Energy-efficient transport from magnetic bits made possible
Researchers from Eindhoven University of Technology and the FOM Foundation have succeeded in using electric fields to control the very energy-efficient movement of magnetic domain walls. The discovery is vitally important for the development of the racetrack memory, a highly promising new technology for data storage. PhD researcher Sjors Schellekens and his colleagues from the Physics of Nanostructures group led by Prof.dr. Bert Koopmans published this result on 22 May online in Nature Communications.

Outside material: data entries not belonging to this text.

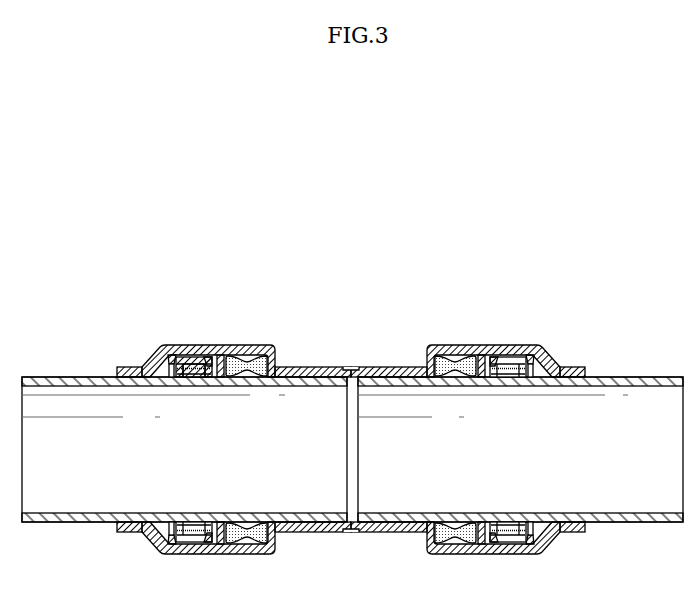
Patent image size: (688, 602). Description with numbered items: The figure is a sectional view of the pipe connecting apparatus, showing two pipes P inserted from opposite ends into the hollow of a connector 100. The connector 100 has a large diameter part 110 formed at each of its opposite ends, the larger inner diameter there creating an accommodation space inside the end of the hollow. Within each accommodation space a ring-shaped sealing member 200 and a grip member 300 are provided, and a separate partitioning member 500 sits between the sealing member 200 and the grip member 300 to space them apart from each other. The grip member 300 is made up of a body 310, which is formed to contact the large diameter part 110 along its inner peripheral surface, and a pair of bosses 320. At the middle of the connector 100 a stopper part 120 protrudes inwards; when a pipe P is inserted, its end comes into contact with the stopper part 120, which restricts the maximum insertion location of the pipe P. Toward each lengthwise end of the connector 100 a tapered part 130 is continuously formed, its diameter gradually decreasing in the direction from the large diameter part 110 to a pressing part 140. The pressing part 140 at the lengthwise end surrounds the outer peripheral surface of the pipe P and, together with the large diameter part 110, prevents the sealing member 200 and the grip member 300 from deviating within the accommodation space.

The pipe P is at (58, 377).
The connector 100 is at (397, 367).
The large diameter part 110 is at (225, 345).
The stopper part 120 is at (352, 367).
The tapered part 130 is at (159, 348).
The pressing part 140 is at (123, 367).
The sealing member 200 is at (277, 365).
The grip member 300 is at (206, 293).
The body 310 is at (195, 345).
The bosses 320 is at (168, 354).
The partitioning member 500 is at (250, 347).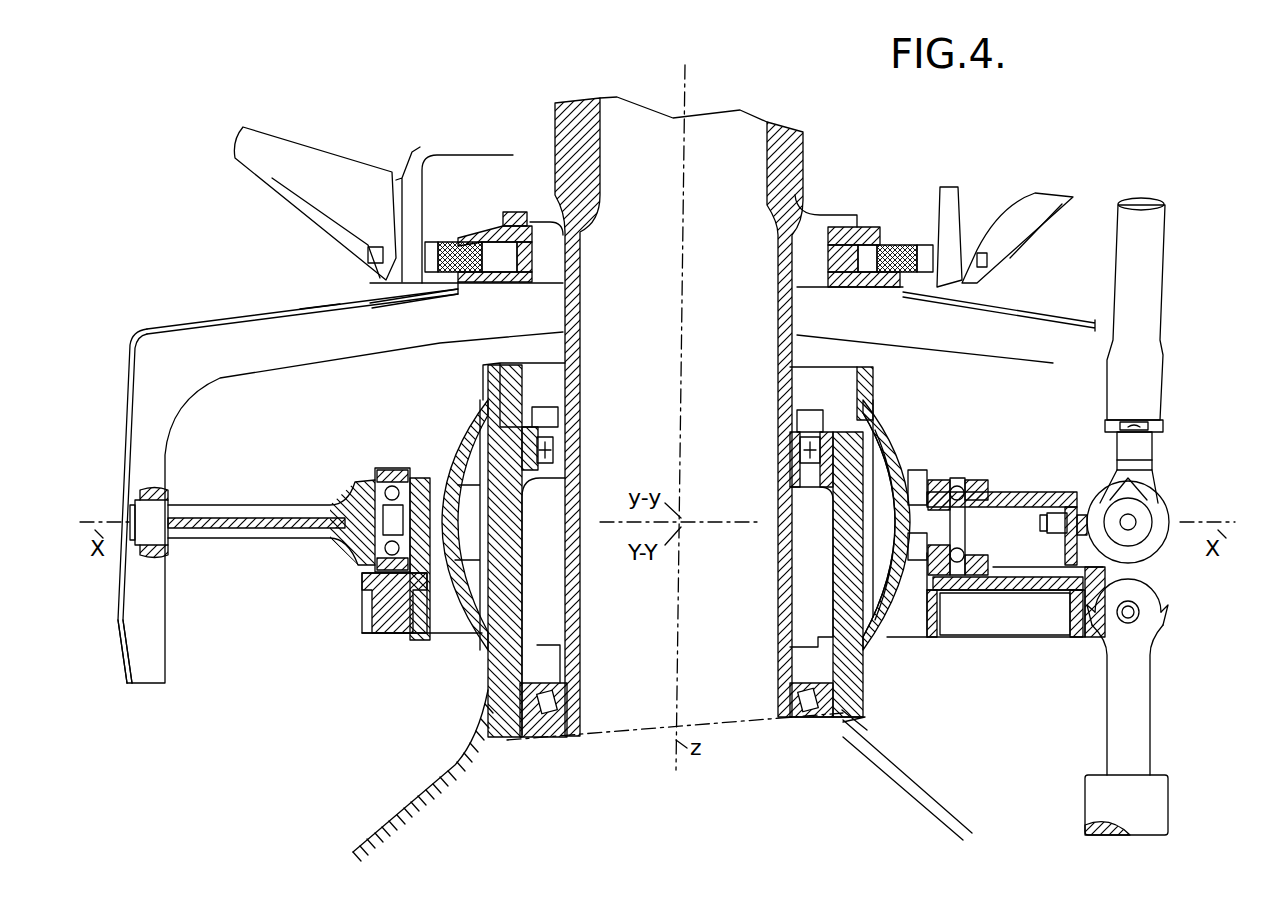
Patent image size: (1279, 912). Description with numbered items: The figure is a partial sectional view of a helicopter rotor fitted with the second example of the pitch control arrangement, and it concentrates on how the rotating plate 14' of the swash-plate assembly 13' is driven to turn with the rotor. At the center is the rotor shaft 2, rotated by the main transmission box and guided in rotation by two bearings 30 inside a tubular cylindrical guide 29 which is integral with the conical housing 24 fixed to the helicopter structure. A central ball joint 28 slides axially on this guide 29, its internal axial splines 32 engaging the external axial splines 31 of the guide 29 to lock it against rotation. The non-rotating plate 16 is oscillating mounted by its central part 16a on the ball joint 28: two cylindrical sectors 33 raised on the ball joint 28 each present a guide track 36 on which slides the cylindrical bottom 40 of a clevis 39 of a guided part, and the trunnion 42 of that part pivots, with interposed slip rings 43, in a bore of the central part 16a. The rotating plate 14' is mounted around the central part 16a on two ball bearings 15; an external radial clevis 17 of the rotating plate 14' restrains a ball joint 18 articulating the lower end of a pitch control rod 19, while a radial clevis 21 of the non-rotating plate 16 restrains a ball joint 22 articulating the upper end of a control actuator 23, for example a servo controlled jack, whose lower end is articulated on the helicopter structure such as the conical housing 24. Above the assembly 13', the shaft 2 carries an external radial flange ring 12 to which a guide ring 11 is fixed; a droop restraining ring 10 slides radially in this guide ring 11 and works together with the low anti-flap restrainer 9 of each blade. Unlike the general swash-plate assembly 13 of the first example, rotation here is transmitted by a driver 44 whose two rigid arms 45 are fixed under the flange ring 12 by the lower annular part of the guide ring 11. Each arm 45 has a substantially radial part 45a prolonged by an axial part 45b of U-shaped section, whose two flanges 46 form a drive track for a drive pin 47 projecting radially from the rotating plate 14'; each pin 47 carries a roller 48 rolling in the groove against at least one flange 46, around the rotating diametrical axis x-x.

The rotor shaft 2 is at (573, 310).
The low anti-flap restrainer 9 is at (1010, 245).
The droop restraining ring 10 is at (880, 285).
The guide ring 11 is at (500, 282).
The external radial flange ring 12 is at (520, 213).
The swash-plate assembly 13 is at (1178, 460).
The swash-plate assembly 13' is at (271, 484).
The rotating plate 14' is at (1015, 496).
The ball bearings 15 is at (977, 487).
The non-rotating plate 16 is at (1020, 640).
The central part of the non-rotating plate 16a is at (932, 640).
The external radial clevis 17 is at (1078, 513).
The ball joint 18 is at (1140, 515).
The pitch control rod 19 is at (1138, 257).
The external radial clevis 21 is at (1092, 653).
The ball joint 22 is at (1132, 612).
The control actuator 23 is at (1137, 800).
The conical housing 24 is at (918, 785).
The central ball joint 28 is at (887, 475).
The tubular cylindrical guide 29 is at (475, 668).
The bearings 30 is at (797, 447).
The axial splines 31 is at (484, 380).
The internal axial splines 32 is at (486, 418).
The cylindrical sector 33 is at (897, 592).
The guide track 36 is at (895, 470).
The clevis 39 is at (950, 472).
The bottom 40 is at (905, 543).
The trunnion 42 is at (942, 484).
The slip rings 43 is at (943, 590).
The driver 44 is at (236, 312).
The rigid arm 45 is at (160, 328).
The radial arm part 45a is at (297, 308).
The axial arm part 45b is at (120, 452).
The flanges 46 is at (135, 610).
The drive pin 47 is at (175, 495).
The roller 48 is at (155, 548).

The development of traditional electrical memory chips will soon reach its limits. This is because each bit is unavoidably connected to a relatively large and expensive transistor. In magnetic storage, just like on a hard disk, that is not the case. However a hard disk is far too slow to replace the memory chip and its moving parts make it vulnerable. Therefore in 2002, the concept of racetrack memories was devised in which you should be able to store far more data than is the case for current chips. In this memory the magnetic bits – ultra small areas with a different orientation of the magnetization – flow back and forth along a nanowire past the reading and writing head. All of the parts stand still and only the data moves. A crucial aspect of this is managing the 'walls' that border the magnetic bits: if one wall moves faster than the other then they overtake each other and data is lost.
Up until now the speed of the walls could only be controlled using magnetic fields and currents, which is not energy efficient. The assumption was that this could not be done with electrical fields, as these only penetrate the outermost layer of the magnetic storage material. The researchers from Eindhoven circumvented this problem by using an ultrathin film of only several atoms thick. The material therefore largely consists of an 'outermost layer' where the electrical fields penetrate far enough. With this approach the researchers managed to change the speed of the walls by more than a factor of ten. "And our calculations reveal that the effect can become many times greater", says Schellekens.

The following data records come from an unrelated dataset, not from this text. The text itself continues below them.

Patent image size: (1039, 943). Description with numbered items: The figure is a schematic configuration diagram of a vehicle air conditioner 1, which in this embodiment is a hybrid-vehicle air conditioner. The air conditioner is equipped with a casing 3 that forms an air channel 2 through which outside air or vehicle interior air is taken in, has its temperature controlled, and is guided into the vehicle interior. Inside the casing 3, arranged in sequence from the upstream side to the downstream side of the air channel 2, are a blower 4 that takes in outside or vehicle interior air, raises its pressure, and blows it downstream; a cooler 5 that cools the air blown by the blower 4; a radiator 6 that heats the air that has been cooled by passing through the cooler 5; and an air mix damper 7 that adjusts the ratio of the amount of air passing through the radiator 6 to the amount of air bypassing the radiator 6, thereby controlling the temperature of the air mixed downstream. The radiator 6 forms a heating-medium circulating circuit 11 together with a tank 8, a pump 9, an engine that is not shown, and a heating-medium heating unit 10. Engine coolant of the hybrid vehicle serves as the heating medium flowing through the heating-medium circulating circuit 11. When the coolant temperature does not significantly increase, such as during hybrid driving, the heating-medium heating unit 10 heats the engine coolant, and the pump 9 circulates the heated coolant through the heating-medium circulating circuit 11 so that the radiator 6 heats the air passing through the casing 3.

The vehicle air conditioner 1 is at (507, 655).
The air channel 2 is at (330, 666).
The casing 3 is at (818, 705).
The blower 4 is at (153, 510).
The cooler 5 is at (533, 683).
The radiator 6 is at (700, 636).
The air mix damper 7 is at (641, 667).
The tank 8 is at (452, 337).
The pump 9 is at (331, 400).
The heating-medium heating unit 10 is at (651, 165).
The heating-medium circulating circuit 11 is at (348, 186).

A major advantage of the electrical fields is the minimum use of energy, so a very small electric current suffices. This means that data can be made available at locations where that is currently not possible. Examples are compact autonomous electronics in the human body or clothing, says Koopmans. In the short term he expects the discovery will lead to a flood of new research to improve the effect and to discover new possibilities. He expects the first applications within ten years.
Reference
'Electric-field control of domain wall motion in perpendicularly magnetized materials' by A.J. Schellekens , A. v.d. Brink, J.H. Franken, H.J.M. Swagten and B. Koopmans (all from Eindhoven University of Technology), Nature Communications. doi: 10.1038/ncomms1848.